Mumbai: In keeping with the low-key style he is known for, Reserve Bank of India’s new Governor Urjit Patel began his first working day on Tuesday away from media spotlights, unlike the practice followed by RBI governors in the past. There were no milling photographers at the “handover”.
Patel had officially assumed charge on Sunday when the term of his predecessor Raghuram Rajan expired. Monday was a holiday here on account of the Ganesh Chaturthi, which kicked off the 10-day Ganesh festival.
An RBI spokesperson said photographs of the official ceremony of Patel assuming office would be released later on Tuesday.
Patel has taken over the bank’s charge from Rajan after serving as RBI Deputy Governor since January 2013.
He has also worked at the International Monetary Fund (IMF), and was a consultant to the Union Finance Ministry from 1998 to 2001.
The RBI said Patel has a Ph.D. in Economics from Yale University, an M.Phil. from the University of Oxford and a B.Sc. from the University of London.
Following his departure from the RBI, Rajan on Monday cautioned governments and central bankers across the world against relying too much on low interest rates to propel growth or use it as a substitute for undertaking key structural reforms in the economy.
He told the New York Times in an interview that lower policy rates are often an easy solution. However, these can trap economies in a fear of psychosis that when they normalise the rates eventually could hurt growth and distort markets, thereby making a low interest rate policy difficult to abandon.
When Rajan took charge at the RBI in 2013, at a time the US Federal Reserve had declared its intent to wind down its stimulus programme, the rupee plunged in value in respect of the US dollar on fears about a spiralling current account deficit.
In a series of measures, Rajan managed to stabilise the currency that also brought back investors to the country.
“Rajan’s disciplined and focussed approach in leading the Reserve Bank during his first year as governor was remarkably impressive,” British magazine Central Banking said while awarding Rajan its ‘Central Banker of the Year’ award for 2015.
Predicting the 2008 financial meltdown that is still affecting global economy, Rajan in 2005 argued that increasingly complex markets with myriad instruments of credit and mortgage-backed securities in ever greater quantities made the global financial system a risky place.
Almost a decade down the line, Rajan is stronger in his belief that global markets now are at the risk of a crash due to the competitive loose monetary policies being adopted by developed economies.
Pointing to the very low interest rate policies of the US Federal Reserve, the Bank of Japan and the Bank of England in a bid to stimulate their economies, Rajan has been warning that emerging markets are especially vulnerable to big shifts in capital flows triggered by the unprecedented monetary accommodation in rich countries.

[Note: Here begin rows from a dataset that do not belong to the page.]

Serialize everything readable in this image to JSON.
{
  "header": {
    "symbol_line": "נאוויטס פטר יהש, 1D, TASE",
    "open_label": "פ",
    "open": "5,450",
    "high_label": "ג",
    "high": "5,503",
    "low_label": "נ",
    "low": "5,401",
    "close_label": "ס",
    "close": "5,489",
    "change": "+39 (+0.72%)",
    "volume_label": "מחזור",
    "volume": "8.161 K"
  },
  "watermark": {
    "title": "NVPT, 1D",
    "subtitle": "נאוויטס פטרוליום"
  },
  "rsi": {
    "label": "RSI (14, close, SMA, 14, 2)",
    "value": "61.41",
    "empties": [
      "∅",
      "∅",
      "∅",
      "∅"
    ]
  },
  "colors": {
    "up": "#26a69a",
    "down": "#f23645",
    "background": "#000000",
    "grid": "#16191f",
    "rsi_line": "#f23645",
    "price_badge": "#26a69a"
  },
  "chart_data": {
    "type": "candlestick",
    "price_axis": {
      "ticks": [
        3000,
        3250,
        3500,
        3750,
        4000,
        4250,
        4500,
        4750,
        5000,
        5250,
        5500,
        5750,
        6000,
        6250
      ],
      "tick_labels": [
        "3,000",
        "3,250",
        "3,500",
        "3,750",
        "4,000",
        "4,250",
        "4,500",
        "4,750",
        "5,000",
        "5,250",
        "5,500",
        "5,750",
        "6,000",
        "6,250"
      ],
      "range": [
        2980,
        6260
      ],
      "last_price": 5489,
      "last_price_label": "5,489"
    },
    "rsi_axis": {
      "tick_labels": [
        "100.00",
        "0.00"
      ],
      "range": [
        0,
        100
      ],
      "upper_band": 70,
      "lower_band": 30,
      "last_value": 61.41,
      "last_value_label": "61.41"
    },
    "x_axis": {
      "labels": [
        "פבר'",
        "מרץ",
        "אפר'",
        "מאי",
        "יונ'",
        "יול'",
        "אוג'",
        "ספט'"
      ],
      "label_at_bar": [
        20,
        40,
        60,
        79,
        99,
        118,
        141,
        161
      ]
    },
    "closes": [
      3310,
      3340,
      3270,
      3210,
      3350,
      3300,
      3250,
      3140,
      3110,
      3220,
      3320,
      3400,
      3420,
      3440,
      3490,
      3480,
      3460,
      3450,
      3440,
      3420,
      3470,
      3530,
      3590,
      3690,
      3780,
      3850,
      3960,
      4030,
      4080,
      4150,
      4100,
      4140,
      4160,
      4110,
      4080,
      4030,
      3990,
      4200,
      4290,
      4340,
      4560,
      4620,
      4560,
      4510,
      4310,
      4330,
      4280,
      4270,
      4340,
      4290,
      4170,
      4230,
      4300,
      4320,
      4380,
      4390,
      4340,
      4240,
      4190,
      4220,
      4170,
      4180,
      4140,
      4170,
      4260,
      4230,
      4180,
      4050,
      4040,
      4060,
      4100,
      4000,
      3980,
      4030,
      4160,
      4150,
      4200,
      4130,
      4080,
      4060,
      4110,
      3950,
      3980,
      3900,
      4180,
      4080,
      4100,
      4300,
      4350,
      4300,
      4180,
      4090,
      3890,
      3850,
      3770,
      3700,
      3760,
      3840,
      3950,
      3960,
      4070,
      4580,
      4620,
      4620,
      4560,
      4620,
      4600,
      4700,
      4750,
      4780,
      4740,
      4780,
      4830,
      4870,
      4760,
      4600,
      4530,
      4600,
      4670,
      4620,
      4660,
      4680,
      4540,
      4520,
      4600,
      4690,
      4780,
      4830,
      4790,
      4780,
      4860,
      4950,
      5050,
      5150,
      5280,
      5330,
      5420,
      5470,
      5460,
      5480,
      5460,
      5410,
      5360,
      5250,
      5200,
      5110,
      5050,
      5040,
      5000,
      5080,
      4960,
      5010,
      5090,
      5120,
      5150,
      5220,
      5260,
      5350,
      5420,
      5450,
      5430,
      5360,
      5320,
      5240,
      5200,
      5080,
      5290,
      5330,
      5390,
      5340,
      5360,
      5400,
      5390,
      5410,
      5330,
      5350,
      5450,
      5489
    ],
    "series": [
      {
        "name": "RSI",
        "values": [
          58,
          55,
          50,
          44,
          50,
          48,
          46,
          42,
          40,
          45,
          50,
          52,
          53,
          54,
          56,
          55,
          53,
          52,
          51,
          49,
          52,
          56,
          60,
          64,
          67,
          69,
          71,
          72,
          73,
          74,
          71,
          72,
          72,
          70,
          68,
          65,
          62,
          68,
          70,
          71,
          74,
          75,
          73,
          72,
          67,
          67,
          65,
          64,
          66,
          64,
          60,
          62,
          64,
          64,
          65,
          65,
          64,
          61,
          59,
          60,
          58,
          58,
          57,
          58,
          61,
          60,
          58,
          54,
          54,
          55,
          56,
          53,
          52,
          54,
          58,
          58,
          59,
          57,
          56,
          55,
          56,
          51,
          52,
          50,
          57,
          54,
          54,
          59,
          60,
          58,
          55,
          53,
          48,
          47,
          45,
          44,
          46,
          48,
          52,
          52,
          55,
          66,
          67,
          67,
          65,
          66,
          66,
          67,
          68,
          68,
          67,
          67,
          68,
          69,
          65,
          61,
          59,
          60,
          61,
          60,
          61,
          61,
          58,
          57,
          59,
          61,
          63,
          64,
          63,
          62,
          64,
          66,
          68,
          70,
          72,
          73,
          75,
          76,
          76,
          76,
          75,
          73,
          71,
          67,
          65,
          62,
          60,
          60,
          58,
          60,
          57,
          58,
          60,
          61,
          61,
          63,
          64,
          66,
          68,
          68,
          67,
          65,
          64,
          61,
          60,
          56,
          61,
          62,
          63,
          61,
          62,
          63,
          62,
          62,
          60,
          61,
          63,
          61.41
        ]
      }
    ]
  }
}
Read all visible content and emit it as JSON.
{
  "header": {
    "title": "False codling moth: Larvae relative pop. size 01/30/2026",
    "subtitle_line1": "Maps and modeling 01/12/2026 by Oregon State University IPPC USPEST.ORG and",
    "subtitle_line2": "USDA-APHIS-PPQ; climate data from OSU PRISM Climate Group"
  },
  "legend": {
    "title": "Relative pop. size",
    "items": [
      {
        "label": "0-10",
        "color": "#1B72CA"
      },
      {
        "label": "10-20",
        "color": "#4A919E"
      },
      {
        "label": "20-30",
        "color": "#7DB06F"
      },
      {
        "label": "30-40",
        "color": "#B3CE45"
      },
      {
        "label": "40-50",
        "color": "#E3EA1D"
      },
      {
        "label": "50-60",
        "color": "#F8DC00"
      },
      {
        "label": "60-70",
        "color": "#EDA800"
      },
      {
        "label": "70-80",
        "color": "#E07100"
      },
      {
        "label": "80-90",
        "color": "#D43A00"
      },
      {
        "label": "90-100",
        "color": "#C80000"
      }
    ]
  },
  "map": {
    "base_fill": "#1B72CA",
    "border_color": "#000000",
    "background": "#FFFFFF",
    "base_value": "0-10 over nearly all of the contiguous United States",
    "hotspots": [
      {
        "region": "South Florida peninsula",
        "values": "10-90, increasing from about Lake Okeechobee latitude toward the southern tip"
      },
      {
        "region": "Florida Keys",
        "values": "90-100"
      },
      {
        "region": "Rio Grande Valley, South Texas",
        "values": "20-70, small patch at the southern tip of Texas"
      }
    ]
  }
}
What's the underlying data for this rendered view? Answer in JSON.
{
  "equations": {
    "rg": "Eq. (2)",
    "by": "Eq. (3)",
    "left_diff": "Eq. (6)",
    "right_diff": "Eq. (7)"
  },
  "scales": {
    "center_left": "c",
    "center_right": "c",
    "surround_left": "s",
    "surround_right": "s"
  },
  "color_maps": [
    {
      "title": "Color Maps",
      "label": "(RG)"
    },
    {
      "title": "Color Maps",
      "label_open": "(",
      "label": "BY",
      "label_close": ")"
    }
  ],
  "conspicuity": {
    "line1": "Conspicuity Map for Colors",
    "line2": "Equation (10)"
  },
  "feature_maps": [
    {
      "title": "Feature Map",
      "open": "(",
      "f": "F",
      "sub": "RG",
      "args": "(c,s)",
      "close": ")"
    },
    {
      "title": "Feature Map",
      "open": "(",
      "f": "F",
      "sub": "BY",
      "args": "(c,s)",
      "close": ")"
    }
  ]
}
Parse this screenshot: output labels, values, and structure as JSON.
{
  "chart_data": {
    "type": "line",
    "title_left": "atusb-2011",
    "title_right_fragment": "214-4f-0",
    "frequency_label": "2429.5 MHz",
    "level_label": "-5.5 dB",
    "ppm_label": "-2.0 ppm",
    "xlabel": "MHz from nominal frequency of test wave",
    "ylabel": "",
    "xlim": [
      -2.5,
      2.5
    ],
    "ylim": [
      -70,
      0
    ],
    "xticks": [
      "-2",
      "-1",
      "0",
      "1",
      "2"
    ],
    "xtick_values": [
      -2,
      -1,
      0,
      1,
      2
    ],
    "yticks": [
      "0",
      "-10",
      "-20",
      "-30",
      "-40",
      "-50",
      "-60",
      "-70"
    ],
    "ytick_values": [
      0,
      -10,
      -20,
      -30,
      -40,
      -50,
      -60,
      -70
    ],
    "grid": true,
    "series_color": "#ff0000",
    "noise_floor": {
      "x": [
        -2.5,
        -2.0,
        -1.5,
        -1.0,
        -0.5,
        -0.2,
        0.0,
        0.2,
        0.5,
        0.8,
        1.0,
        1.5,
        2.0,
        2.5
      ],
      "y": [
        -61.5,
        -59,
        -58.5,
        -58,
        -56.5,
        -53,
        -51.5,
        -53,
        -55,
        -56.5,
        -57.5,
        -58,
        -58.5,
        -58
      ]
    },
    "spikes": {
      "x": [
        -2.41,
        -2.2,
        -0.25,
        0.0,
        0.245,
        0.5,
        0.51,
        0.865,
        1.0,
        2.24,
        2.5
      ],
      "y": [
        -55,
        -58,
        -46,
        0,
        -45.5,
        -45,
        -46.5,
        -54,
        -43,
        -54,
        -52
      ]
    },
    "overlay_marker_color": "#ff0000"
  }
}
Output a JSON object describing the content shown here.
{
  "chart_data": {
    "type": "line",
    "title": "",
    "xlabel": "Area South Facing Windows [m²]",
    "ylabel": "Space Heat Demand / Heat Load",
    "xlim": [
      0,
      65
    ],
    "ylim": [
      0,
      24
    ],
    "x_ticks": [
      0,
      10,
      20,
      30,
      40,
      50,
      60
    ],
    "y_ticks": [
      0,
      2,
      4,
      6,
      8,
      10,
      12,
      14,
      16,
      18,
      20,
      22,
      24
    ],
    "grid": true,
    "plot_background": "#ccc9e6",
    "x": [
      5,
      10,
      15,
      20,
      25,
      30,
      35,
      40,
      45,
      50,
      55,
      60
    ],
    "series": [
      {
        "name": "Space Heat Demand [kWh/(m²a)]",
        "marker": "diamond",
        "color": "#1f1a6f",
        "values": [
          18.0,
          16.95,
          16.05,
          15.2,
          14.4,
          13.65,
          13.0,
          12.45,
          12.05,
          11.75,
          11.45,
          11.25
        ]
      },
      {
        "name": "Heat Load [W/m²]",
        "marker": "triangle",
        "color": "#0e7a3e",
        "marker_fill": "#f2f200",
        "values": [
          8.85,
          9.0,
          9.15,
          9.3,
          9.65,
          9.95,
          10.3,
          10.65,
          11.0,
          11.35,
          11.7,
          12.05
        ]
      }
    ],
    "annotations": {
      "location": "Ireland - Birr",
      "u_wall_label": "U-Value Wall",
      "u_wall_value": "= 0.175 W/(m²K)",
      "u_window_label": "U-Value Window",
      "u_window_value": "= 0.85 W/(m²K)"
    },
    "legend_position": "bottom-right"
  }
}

The elevation of Urjit Patel as Governor has naturally raised expectation among those who were critical of Rajan for not easing enough the monetary policy by cutting rates.
When talking about the challenges for Patel as the Governor, it should also be kept in mind that his moorings are as monetarist as his predecessor Rajan’s were, and he is considered to attach the same importance to inflation control as did Rajan.
His views on monetary policy were expressed at the time Rajan held rates in the February 2015 review after making an unexpected rate cut a month edarlier — the first in nearly two years.
Patel at the time elaborated on the “important backdrop” to Rajan’s move to hold rates.
“We are in the midst of the age of competitive depreciation and of a beggar-my-neighbour philosophy. It brings to mind an old African saying that when elephants fight, the grass suffers,” Patel said at a press conference to announce the policy review, on the trend of accommodative monetary policies being adopted by developed economies.
“While the ECB (European Central Bank) and the Bank of Japan are printing money and devaluing their currencies on one hand, the US economy is reviving on the other. Anyone in the middle is getting crushed,” he pointed out.